В результате насильственный раздел Польши стал позорным пятном на портрете императрицы России даже для тех космополитически и в то же время патриотически настроенных писателей революционного десятилетия, кто стремился, с одной стороны, подвести некоторые итоги уходившего XVIII века и, с другой, поощрять развитие немецкого национального самосознания. При этом они окончательно утвердили Екатерину, единым духом с Фридрихом, в звании «Великой» внутри исключительно героической всемирной истории и в звании великой немки внутри беспокоившейся о своей идентичности и своем достоинстве молодой национальной истории[1235].
Несмотря на то что в конце царствования Екатерины никто не счел бы бескорыстным ее отношение к Священной Римской империи, остается неизменным тот факт, что она никогда прямо не угрожала Германии.
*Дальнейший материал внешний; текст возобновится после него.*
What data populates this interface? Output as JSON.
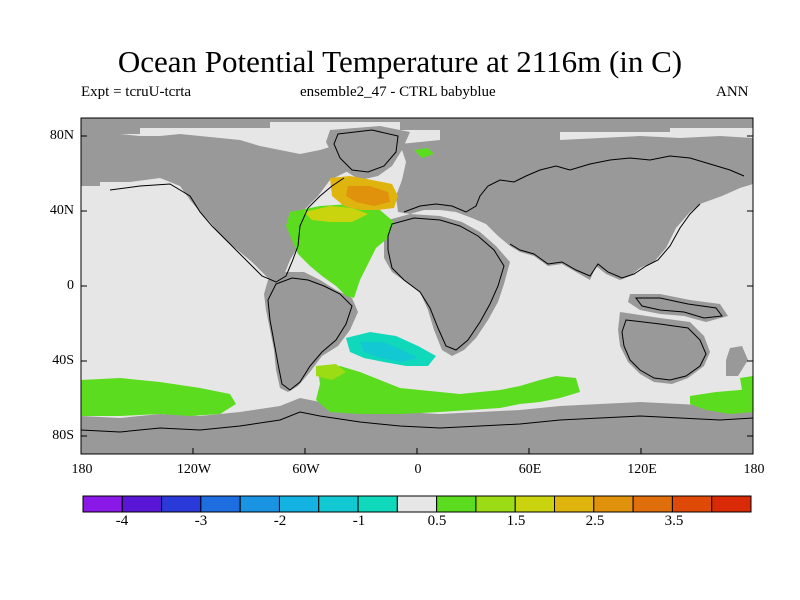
{
  "title": "Ocean Potential Temperature at 2116m (in C)",
  "subtitle_left": "Expt = tcruU-tcrta",
  "subtitle_center": "ensemble2_47 - CTRL babyblue",
  "subtitle_right": "ANN",
  "lat_labels": [
    "80N",
    "40N",
    "0",
    "40S",
    "80S"
  ],
  "lon_labels": [
    "180",
    "120W",
    "60W",
    "0",
    "60E",
    "120E",
    "180"
  ],
  "colorbar": {
    "colors": [
      "#8a18e6",
      "#5a16d6",
      "#2a3ad8",
      "#1f6ee0",
      "#1a94e2",
      "#14b2e0",
      "#12c8d2",
      "#10d8ba",
      "#e6e6e6",
      "#5cdc1e",
      "#9cdc14",
      "#cad40e",
      "#e0b40e",
      "#e0920c",
      "#e06e0a",
      "#e04a08",
      "#d82a06"
    ],
    "labels": [
      "-4",
      "-3",
      "-2",
      "-1",
      "0.5",
      "1.5",
      "2.5",
      "3.5"
    ]
  },
  "map_colors": {
    "land": "#999999",
    "ocean_neutral": "#e6e6e6",
    "green": "#5cdc1e",
    "light_green": "#9cdc14",
    "yellow": "#cad40e",
    "orange": "#e0b40e",
    "dark_orange": "#e0920c",
    "cyan": "#12c8d2",
    "teal": "#10d8ba"
  }
}
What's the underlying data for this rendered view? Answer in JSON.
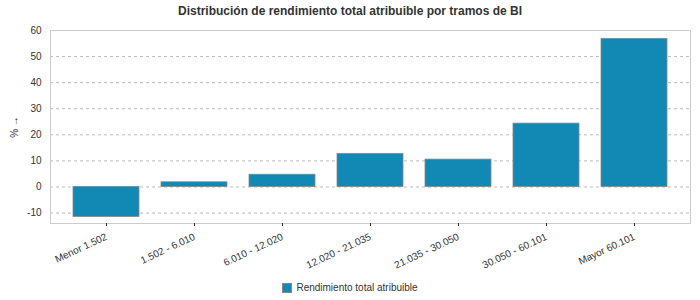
{
  "chart_data": {
    "type": "bar",
    "title": "Distribución de rendimiento total atribuible por tramos de BI",
    "y_label": "%",
    "categories": [
      "Menor 1.502",
      "1.502 - 6.010",
      "6.010 - 12.020",
      "12.020 - 21.035",
      "21.035 - 30.050",
      "30.050 - 60.101",
      "Mayor 60.101"
    ],
    "series": [
      {
        "name": "Rendimiento total atribuible",
        "color": "#1288b5",
        "values": [
          -11.5,
          1.8,
          4.7,
          12.7,
          10.5,
          24.3,
          56.8
        ]
      }
    ],
    "ylim": [
      -14,
      60
    ],
    "yticks": [
      -10,
      0,
      10,
      20,
      30,
      40,
      50,
      60
    ],
    "grid": true,
    "legend": "bottom"
  }
}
После Семилетней войны она скорее рассматривала поддержание равновесия между двумя германскими державами и защиту имперской конституции от амбиций Австрии и Пруссии как прямой интерес России. О собственных завоеваниях на территории Германии Екатерина не помышляла, даже присоединившись после колебаний к антифранцузскому союзу Австрии и Англии во второй половине 1795 года[1236]. Определенно восстановление европейского баланса сил было для Екатерины важнее, чем реставрация власти Бурбонов в Париже[1237], а особенно беспокоилась она о том, чтобы не допустить возникновения антироссийской коалиции, возможность которой впервые открылась в связи с заключением Базельского мира между Французской республикой и Прусским королевством. Если уже после поражения союзных войск в 1792 году Екатерина пришла к выводу о том, что восстановить монархию смогут лишь сами французы[1238], то аналогичным образом она до конца жизни полагала, что Священная Римская империя не возродится до тех пор, пока ее князья не сплотятся во имя защиты своих интересов[1239]. Последняя государыня в плеяде великих монархов XVIII века, она ощущала себя свидетельницей fin de siècle[1240].